Y_test_prob = clf.predict_proba(X_test)

auc = sklearn.metrics.roc_auc_score(Y_test,Y_test_prob[:,1])

print("test AUC: {0}".format(auc))

### Hyperparameter search: minimum amount of samples to split

In [0]:
split_amounts = [2,300,500,750,1500]

auc_results = []

for split_amount in split_amounts:
  print("fitting with minimum {} samples before splitting..".format(split_amount))
  clf = tree.DecisionTreeClassifier(random_state=0, min_samples_leaf = split_amount)
  clf.fit(X_train, Y_train)
  Y_dev_prob = clf.predict_proba(X_dev)
  auc = sklearn.metrics.roc_auc_score(Y_dev,Y_dev_prob[:,1])
  auc_results.append(auc)

**Watch the result** [here](https://drive.google.com/open?id=1nZV9R8kGMq3_c_VEIWtObSh9yi4kUzDd)
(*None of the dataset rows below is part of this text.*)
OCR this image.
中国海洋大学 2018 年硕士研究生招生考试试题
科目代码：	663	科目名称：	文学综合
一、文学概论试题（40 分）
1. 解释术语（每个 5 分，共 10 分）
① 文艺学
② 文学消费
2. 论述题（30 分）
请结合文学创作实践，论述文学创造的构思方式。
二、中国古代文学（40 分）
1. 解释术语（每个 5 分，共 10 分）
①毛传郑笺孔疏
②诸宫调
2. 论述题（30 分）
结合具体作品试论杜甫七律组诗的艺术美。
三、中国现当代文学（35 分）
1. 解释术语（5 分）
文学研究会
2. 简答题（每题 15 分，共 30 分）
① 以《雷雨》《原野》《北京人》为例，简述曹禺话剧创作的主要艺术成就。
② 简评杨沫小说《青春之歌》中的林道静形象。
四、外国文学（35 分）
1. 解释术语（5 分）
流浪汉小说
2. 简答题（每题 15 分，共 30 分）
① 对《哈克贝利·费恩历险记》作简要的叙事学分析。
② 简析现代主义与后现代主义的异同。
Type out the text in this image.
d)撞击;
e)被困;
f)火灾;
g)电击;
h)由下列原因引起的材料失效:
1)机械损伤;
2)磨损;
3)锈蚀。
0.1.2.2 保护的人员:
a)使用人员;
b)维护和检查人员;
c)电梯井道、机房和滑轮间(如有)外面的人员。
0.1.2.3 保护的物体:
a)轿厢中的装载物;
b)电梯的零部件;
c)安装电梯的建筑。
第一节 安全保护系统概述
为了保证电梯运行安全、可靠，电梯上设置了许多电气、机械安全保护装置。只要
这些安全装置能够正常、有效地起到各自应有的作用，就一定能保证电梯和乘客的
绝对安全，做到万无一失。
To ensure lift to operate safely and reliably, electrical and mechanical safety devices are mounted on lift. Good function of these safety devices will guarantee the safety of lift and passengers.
**Exercise:** What is the best minimum amount of samples to split? Find the TEST error for this model.



In [0]:
  fig = plt.figure(figsize = (10,10))
  plt.xlabel("minimum samples per leaf",fontsize = 15)
  plt.ylabel("Area Under the Curve (AUC)",fontsize = 15)
  plt.title("Limiting tree growth (regularization)",fontsize=20)
  plt.plot(split_amounts, auc_results,"b")
  plt.show()

# 3 Boosted tree

We will training a model of boosted decision stumps. The base classifier is a tree with depth = 1

In [0]:
from sklearn.ensemble import AdaBoostClassifier

In [0]:
base_classifier = tree.DecisionTreeClassifier(random_state=0, max_depth = 1)
adaboost_classifier = AdaBoostClassifier(base_classifier, 50)

In [0]:
adaboost_classifier.fit(X_train, Y_train)

In [0]:
Y_test_prob = adaboost_classifier.predict_proba(X_test)

auc = sklearn.metrics.roc_auc_score(Y_test,Y_test_prob[:,1])

print("test AUC: {0}".format(auc))

We will leave the hyperparamter tuning of T as an exercise.